Continuons dans l’analyse du non-dit du communiqué officiel : 900 à 1 000 enchérisseurs, c’est un peu moins que pour les sessions précédentes, ce qui signifie que seuls les plus motivés sont restés (puisque le chiffre d’affaires est en hausse). En revanche, 40 pays d’origine différents pour ces enchérisseurs, c’est plus que d’habitude. Les enchères sont désormais un phénomène international, où qu’elles aient lieu dans le monde. A ce jeu, Christie’s reste largement dominant sur ce marché : quand ses concurrents font moitié moins de chiffre d’affaires avec autant de lots (Antiquorum) ou 30 % de moins en résultat global (Sotheby’s à 13 millions avec ou sans « effet Tim Bourne »), Christie’s s’arroge les deux-tiers des parts de marché...
4)
••• LE TRÈS JEUNE MARCHÉ DES ENCHÈRES POUR LA NOUVELLE GÉNÉRATION...
On attendait au tournant la première collection d’Opus Harry Winston dispersée là en bloc homogène. Christie’s avait soigné la mise en scène et assumé son rôle pédagogique en organisant un dîner spécial entre les meilleurs collectionneurs locaux et Maximilian Büsser (MB&F) , le vrai et le seul « père » des Opus. Qui mieux que lui aurait pu raconter la genèse de cette collection (Business Montres du 29 mai) ? Qui mieux que Christie’s – leader sur son marché – peut assumer cette mission d’éducation du marché aux nouvelles cultures horlogères ? Le résultat de la vente de ces Opus reste cependant en demi-teinte : les « marques » connues ont été un succès (notamment l’Opus 6 de Robert Greubel et Stephen Forsey, ou l’Opus 5 de Felix Baumgartner-Urwerk) : les signatures moins « travaillées » sont restées très sages, quoiqu’elles aient été toutes vendues. Deux de ces Opus ont été retirées avant la vente pour être allouées – en transaction privées – à des passeurs d’ordre mieux disants, notamment l’Opus 1 de François-Paul Journe : pas de risque sous le marteau ! C’était également le cas de « grosses pièces », généralement serties (Rolex, tourbillon Chopard) ou exceptionnement compliquées (Aeternitas Mega 4 de Franck Muller), pour lesquelles « un tien vaut mieux que deux tu l’auras » : les enchères ne sont pas une science exacte ! Du coup, en décomptant la valeur de ces lots retirés et en déduisant celle des lots non vendus pour se concentrer sur la seule valeur estimée des lots réellement mis en vente, on découvre que le produit de la vente était – sous le marteau – à plus de 35 % au-dessus de l’estimation haute (on passe de 12,5 millions à 17,5 millions). Ce qui est finalement rassurant pour un marché qu’on peut estimer « de crise »...
5)
••• LES CHAISES MUSICALES DU JOUR...
Patrick Jaton, qui dirigeait Timelab (Genève), où il avait mis en place tout le projet du nouveau Poinçon de Genève, a quitté sau fauteuil le mois dernier : il n’aura pas attendu longtemps avant de se recaser. « Charly » Torrès (Vacheron Constantin), qui le connaissait bien, n’allait pas passer à côté d’une telle « bonne affaire » : on retrouvera donc Patrick Jaton, dès demain 1er juin, en vallée de Joux, pour veiller sur tout le département qualité de Vacheron Constantin au Sentier...
6)
••• LA VITRINE LA PLUS EXTRAORDINAIRE DE L’ANNÉE... PROCHAINE !

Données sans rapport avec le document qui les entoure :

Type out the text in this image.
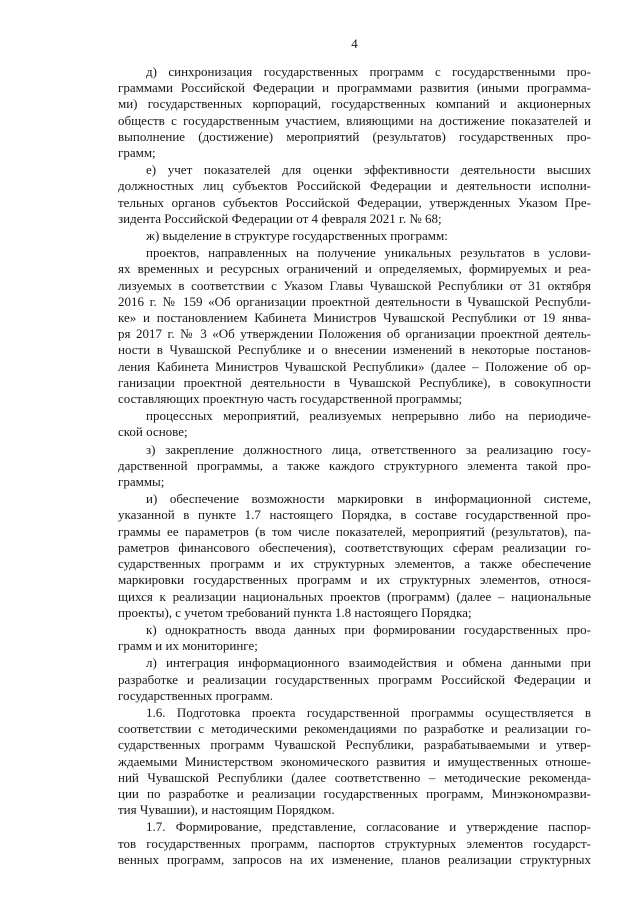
4
д) синхронизация государственных программ с государственными про-
граммами Российской Федерации и программами развития (иными программа-
ми) государственных корпораций, государственных компаний и акционерных
обществ с государственным участием, влияющими на достижение показателей и
выполнение (достижение) мероприятий (результатов) государственных про-
грамм;
е) учет показателей для оценки эффективности деятельности высших
должностных лиц субъектов Российской Федерации и деятельности исполни-
тельных органов субъектов Российской Федерации, утвержденных Указом Пре-
зидента Российской Федерации от 4 февраля 2021 г. № 68;
ж) выделение в структуре государственных программ:
проектов, направленных на получение уникальных результатов в услови-
ях временных и ресурсных ограничений и определяемых, формируемых и реа-
лизуемых в соответствии с Указом Главы Чувашской Республики от 31 октября
2016 г. № 159 «Об организации проектной деятельности в Чувашской Республи-
ке» и постановлением Кабинета Министров Чувашской Республики от 19 янва-
ря 2017 г. № 3 «Об утверждении Положения об организации проектной деятель-
ности в Чувашской Республике и о внесении изменений в некоторые постанов-
ления Кабинета Министров Чувашской Республики» (далее – Положение об ор-
ганизации проектной деятельности в Чувашской Республике), в совокупности
составляющих проектную часть государственной программы;
процессных мероприятий, реализуемых непрерывно либо на периодиче-
ской основе;
з) закрепление должностного лица, ответственного за реализацию госу-
дарственной программы, а также каждого структурного элемента такой про-
граммы;
и) обеспечение возможности маркировки в информационной системе,
указанной в пункте 1.7 настоящего Порядка, в составе государственной про-
граммы ее параметров (в том числе показателей, мероприятий (результатов), па-
раметров финансового обеспечения), соответствующих сферам реализации го-
сударственных программ и их структурных элементов, а также обеспечение
маркировки государственных программ и их структурных элементов, относя-
щихся к реализации национальных проектов (программ) (далее – национальные
проекты), с учетом требований пункта 1.8 настоящего Порядка;
к) однократность ввода данных при формировании государственных про-
грамм и их мониторинге;
л) интеграция информационного взаимодействия и обмена данными при
разработке и реализации государственных программ Российской Федерации и
государственных программ.
1.6. Подготовка проекта государственной программы осуществляется в
соответствии с методическими рекомендациями по разработке и реализации го-
сударственных программ Чувашской Республики, разрабатываемыми и утвер-
ждаемыми Министерством экономического развития и имущественных отноше-
ний Чувашской Республики (далее соответственно – методические рекоменда-
ции по разработке и реализации государственных программ, Минэкономразви-
тия Чувашии), и настоящим Порядком.
1.7. Формирование, представление, согласование и утверждение паспор-
тов государственных программ, паспортов структурных элементов государст-
венных программ, запросов на их изменение, планов реализации структурных
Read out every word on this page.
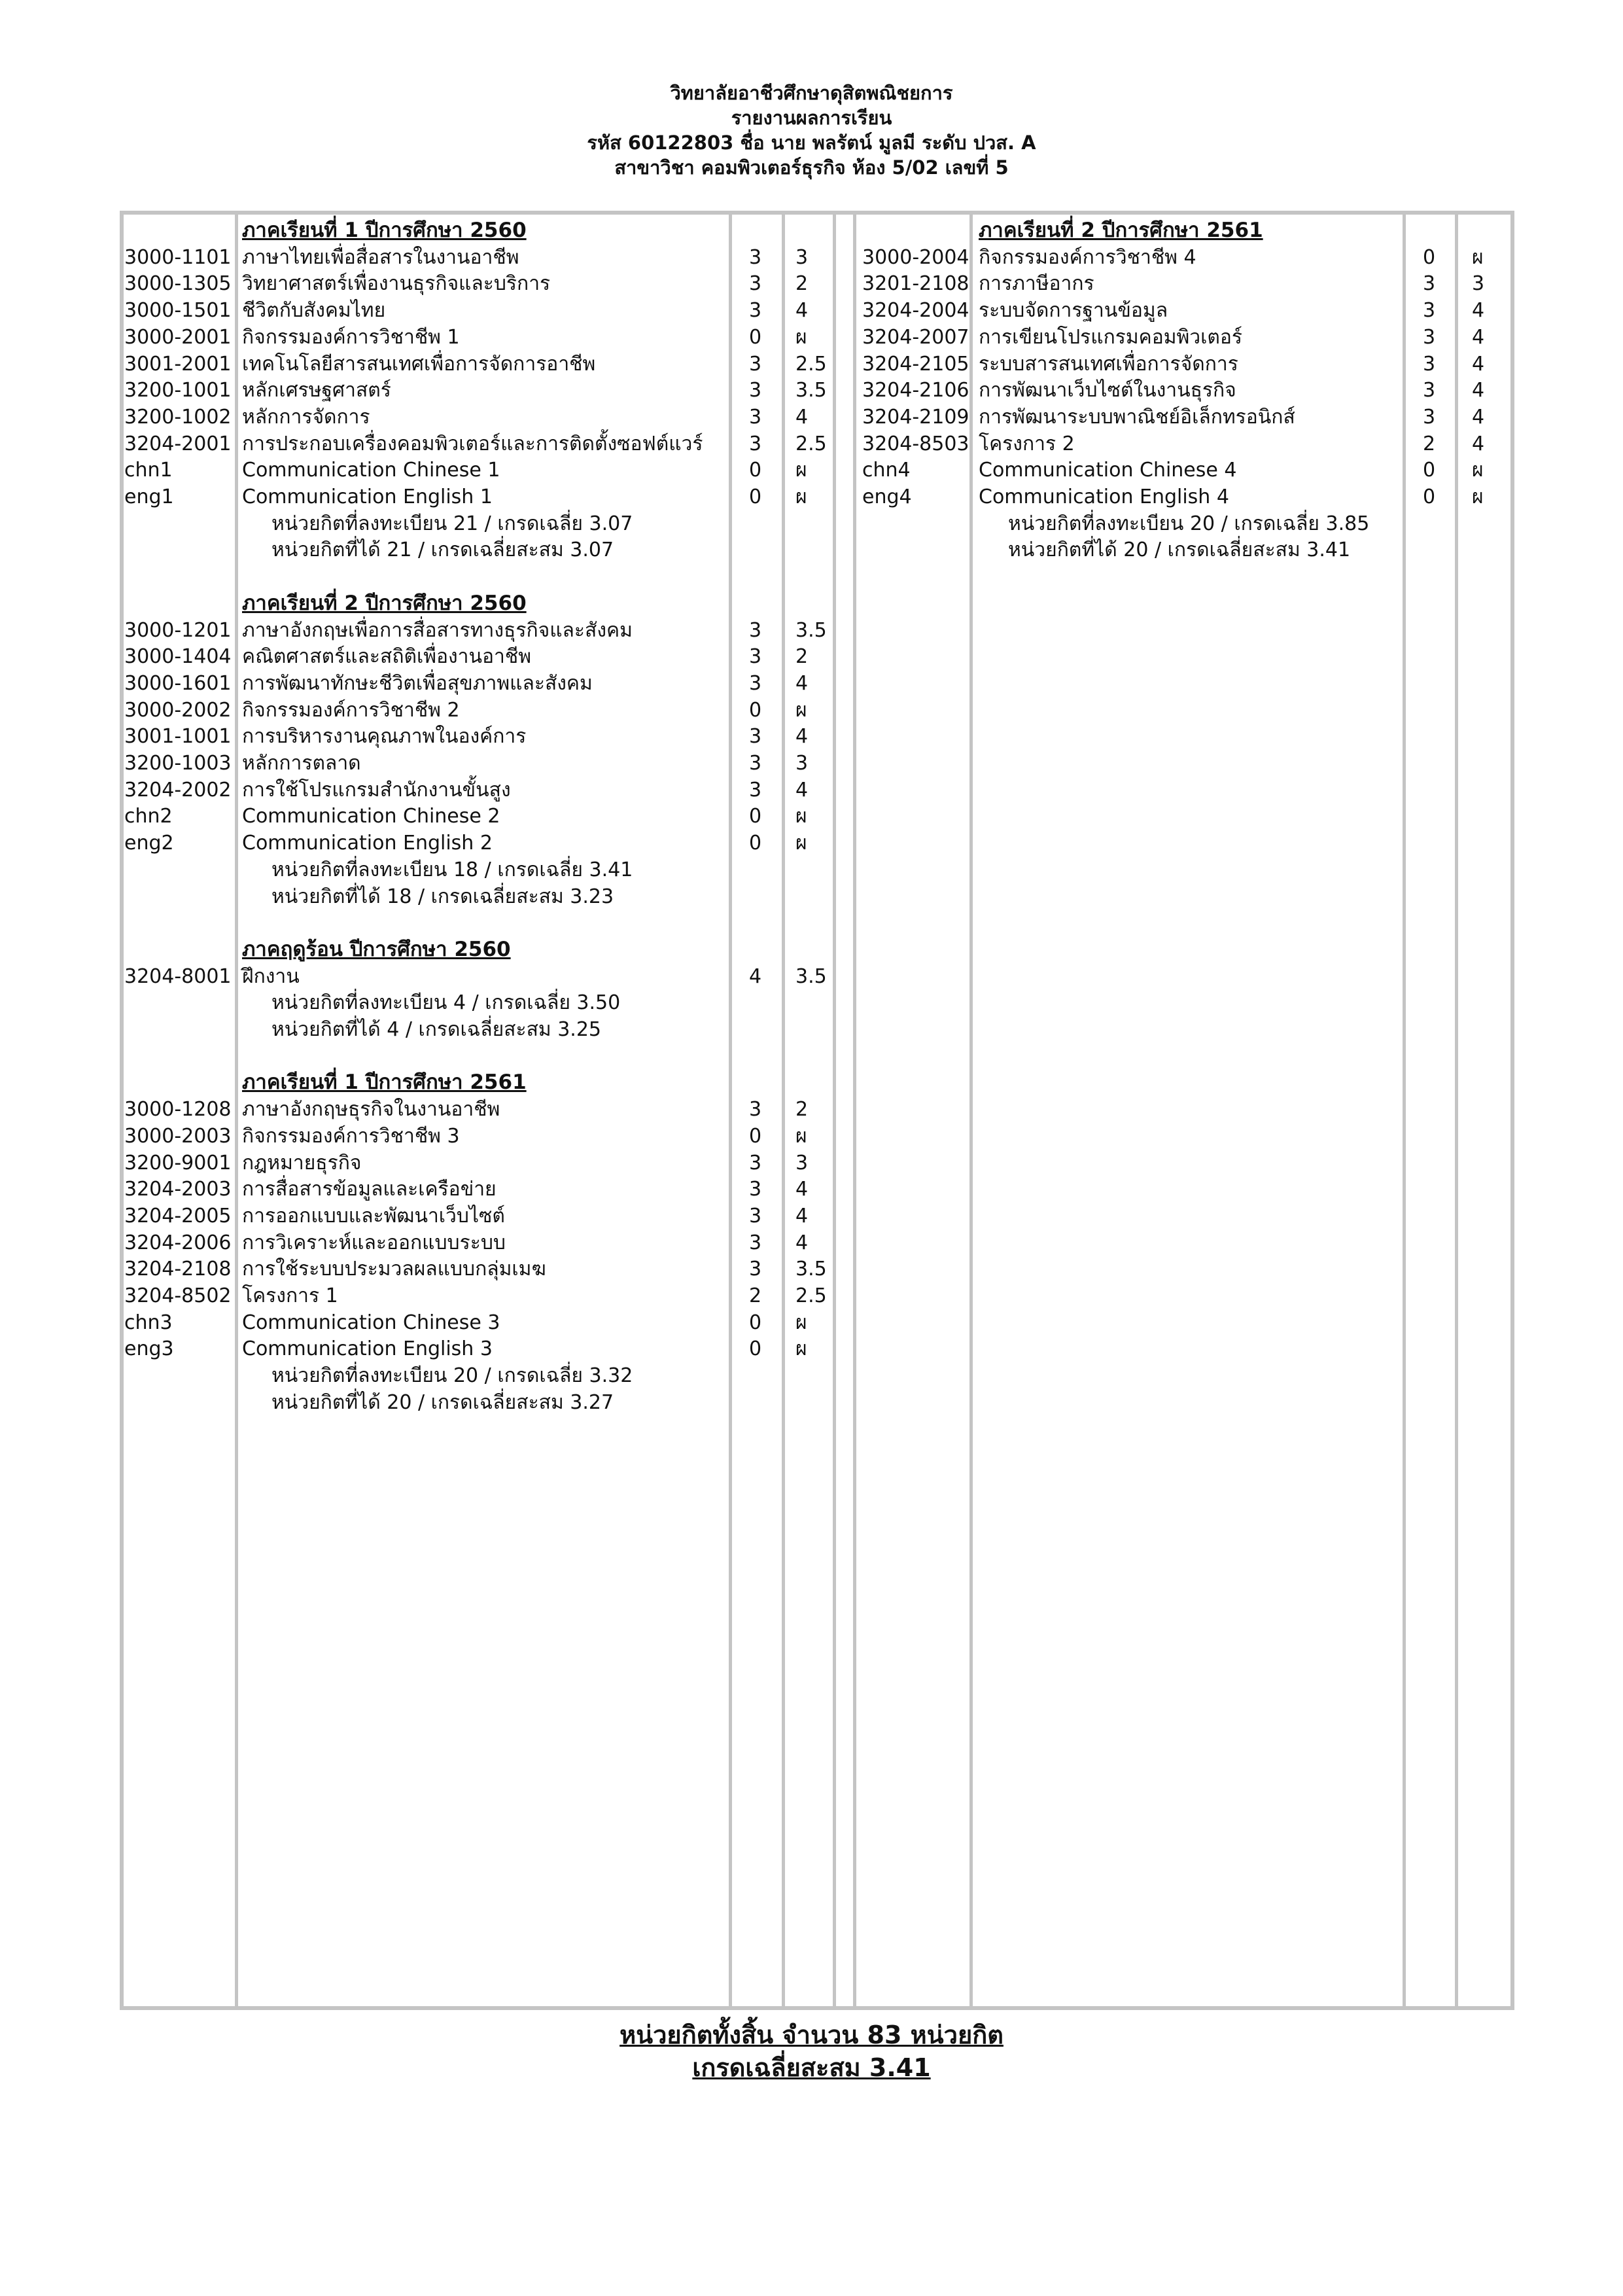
วิทยาลัยอาชีวศึกษาดุสิตพณิชยการ
รายงานผลการเรียน
รหัส 60122803 ชื่อ นาย พลรัตน์ มูลมี ระดับ ปวส. A
สาขาวิชา คอมพิวเตอร์ธุรกิจ ห้อง 5/02 เลขที่ 5
ภาคเรียนที่ 1 ปีการศึกษา 2560
3000-1101 ภาษาไทยเพื่อสื่อสารในงานอาชีพ	3 3
3000-1305 วิทยาศาสตร์เพื่องานธุรกิจและบริการ	3 2
3000-1501 ชีวิตกับสังคมไทย	3 4
3000-2001 กิจกรรมองค์การวิชาชีพ 1	0 ผ
3001-2001 เทคโนโลยีสารสนเทศเพื่อการจัดการอาชีพ	3 2.5
3200-1001 หลักเศรษฐศาสตร์	3 3.5
3200-1002 หลักการจัดการ	3 4
3204-2001 การประกอบเครื่องคอมพิวเตอร์และการติดตั้งซอฟต์แวร์ 3 2.5
chn1	Communication Chinese 1	0 ผ
eng1	Communication English 1	0 ผ
หน่วยกิตที่ลงทะเบียน 21 / เกรดเฉลี่ย 3.07
หน่วยกิตที่ได้ 21 / เกรดเฉลี่ยสะสม 3.07
ภาคเรียนที่ 2 ปีการศึกษา 2560
3000-1201 ภาษาอังกฤษเพื่อการสื่อสารทางธุรกิจและสังคม	3 3.5
3000-1404 คณิตศาสตร์และสถิติเพื่องานอาชีพ	3 2
3000-1601 การพัฒนาทักษะชีวิตเพื่อสุขภาพและสังคม	3 4
3000-2002 กิจกรรมองค์การวิชาชีพ 2	0 ผ
3001-1001 การบริหารงานคุณภาพในองค์การ	3 4
3200-1003 หลักการตลาด	3 3
3204-2002 การใช้โปรแกรมสำนักงานขั้นสูง	3 4
chn2	Communication Chinese 2	0 ผ
eng2	Communication English 2	0 ผ
หน่วยกิตที่ลงทะเบียน 18 / เกรดเฉลี่ย 3.41
หน่วยกิตที่ได้ 18 / เกรดเฉลี่ยสะสม 3.23
ภาคฤดูร้อน ปีการศึกษา 2560
3204-8001 ฝึกงาน	4 3.5
หน่วยกิตที่ลงทะเบียน 4 / เกรดเฉลี่ย 3.50
หน่วยกิตที่ได้ 4 / เกรดเฉลี่ยสะสม 3.25
ภาคเรียนที่ 1 ปีการศึกษา 2561
3000-1208 ภาษาอังกฤษธุรกิจในงานอาชีพ	3 2
3000-2003 กิจกรรมองค์การวิชาชีพ 3	0 ผ
3200-9001 กฎหมายธุรกิจ	3 3
3204-2003 การสื่อสารข้อมูลและเครือข่าย	3 4
3204-2005 การออกแบบและพัฒนาเว็บไซต์	3 4
3204-2006 การวิเคราะห์และออกแบบระบบ	3 4
3204-2108 การใช้ระบบประมวลผลแบบกลุ่มเมฆ	3 3.5
3204-8502 โครงการ 1	2 2.5
chn3	Communication Chinese 3	0 ผ
eng3	Communication English 3	0 ผ
หน่วยกิตที่ลงทะเบียน 20 / เกรดเฉลี่ย 3.32
หน่วยกิตที่ได้ 20 / เกรดเฉลี่ยสะสม 3.27
ภาคเรียนที่ 2 ปีการศึกษา 2561
3000-2004 กิจกรรมองค์การวิชาชีพ 4	0 ผ
3201-2108 การภาษีอากร	3 3
3204-2004 ระบบจัดการฐานข้อมูล	3 4
3204-2007 การเขียนโปรแกรมคอมพิวเตอร์	3 4
3204-2105 ระบบสารสนเทศเพื่อการจัดการ	3 4
3204-2106 การพัฒนาเว็บไซต์ในงานธุรกิจ	3 4
3204-2109 การพัฒนาระบบพาณิชย์อิเล็กทรอนิกส์	3 4
3204-8503 โครงการ 2	2 4
chn4	Communication Chinese 4	0 ผ
eng4	Communication English 4	0 ผ
หน่วยกิตที่ลงทะเบียน 20 / เกรดเฉลี่ย 3.85
หน่วยกิตที่ได้ 20 / เกรดเฉลี่ยสะสม 3.41
หน่วยกิตทั้งสิ้น จำนวน 83 หน่วยกิต
เกรดเฉลี่ยสะสม 3.41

On attendra Baselworld 2013 pour la découvrir, et elle sera signée – on s’en doutait ! – Xavier Dietlin, qui ne fait rien pour ne pas mériter son titre de « vitriniste le plus allumé de sa génération ». Son futur nouveau concept est basé sur unenouvelle et révolutionnaire utilisation des vidéos pour les marques présentées : on ne va plus regarder les films, on va les vivre ! Impossible d’en dire plus pour l’instant, sinon pour préciser que cette initiative associe la maison Dietlin (le plus petit vitriniste du monde) à un des plus grands groupes horlogers du monde et – plus étonnant – au plus grand cigarettier du monde. Un peu de patience, Business Montres vous en racontera un peu plus dans les semaines à venir...
7)
••• LA VITRINE LA PLUS RÉVOLUTIONNAIRE DE... CETTE ANNÉE !
C’est évidemment le concept Slide développé par Xavier Dietlin et découvert cette année à Baselworld sur le stand Hublot. Tout le monde en veut pour ses vitrines : c’est un principe d’exposition qui permet de s’adapter aux différences culturelles constatées sur chaque grand marché. Un de ses autres avantages est de permettre une mise à jour instantanée dans le monde entier, en phase avec l’actualité de la marque. Une nouvelle génération de Slide vient d’être mise en place à Ginza (boutique Hublot de Tokyo) : on peut découvrir sur la chaîne images Business Montres Vision comment Xavier Dietlin fait ramper des pythons dans la vitrine dès qu’il s’agit d’accompagner le ballet des Big Bang à bracelets en python. On devrait retrouver ces nouvelles vitrines Slide à Madison, à Londres et dans les principales boutiques Hublot de la planète...
8)
••• LA PASSION DES RAPPEURS POUR AUDEMARS PIGUET
« Sur le poignet, j’ai le salaire annuel d’un cadre » : c’est parti pour le rap français de l’été, « Audemars Piguet posé sur le poignet gauche », quand « glauque » rime avec « époque » et « Royal Oak ». And so on : pas sûr qu’on ait vraiment l’autorisation du Brassus de faire tout ça, mais c’est en tout cas la proposition de Black Kent, pour un morceau titré comme il se doit Audemars Piguet...
9)
••• LE PESSIMISME PRESQUE ALARMISTE DU « TEMPS »...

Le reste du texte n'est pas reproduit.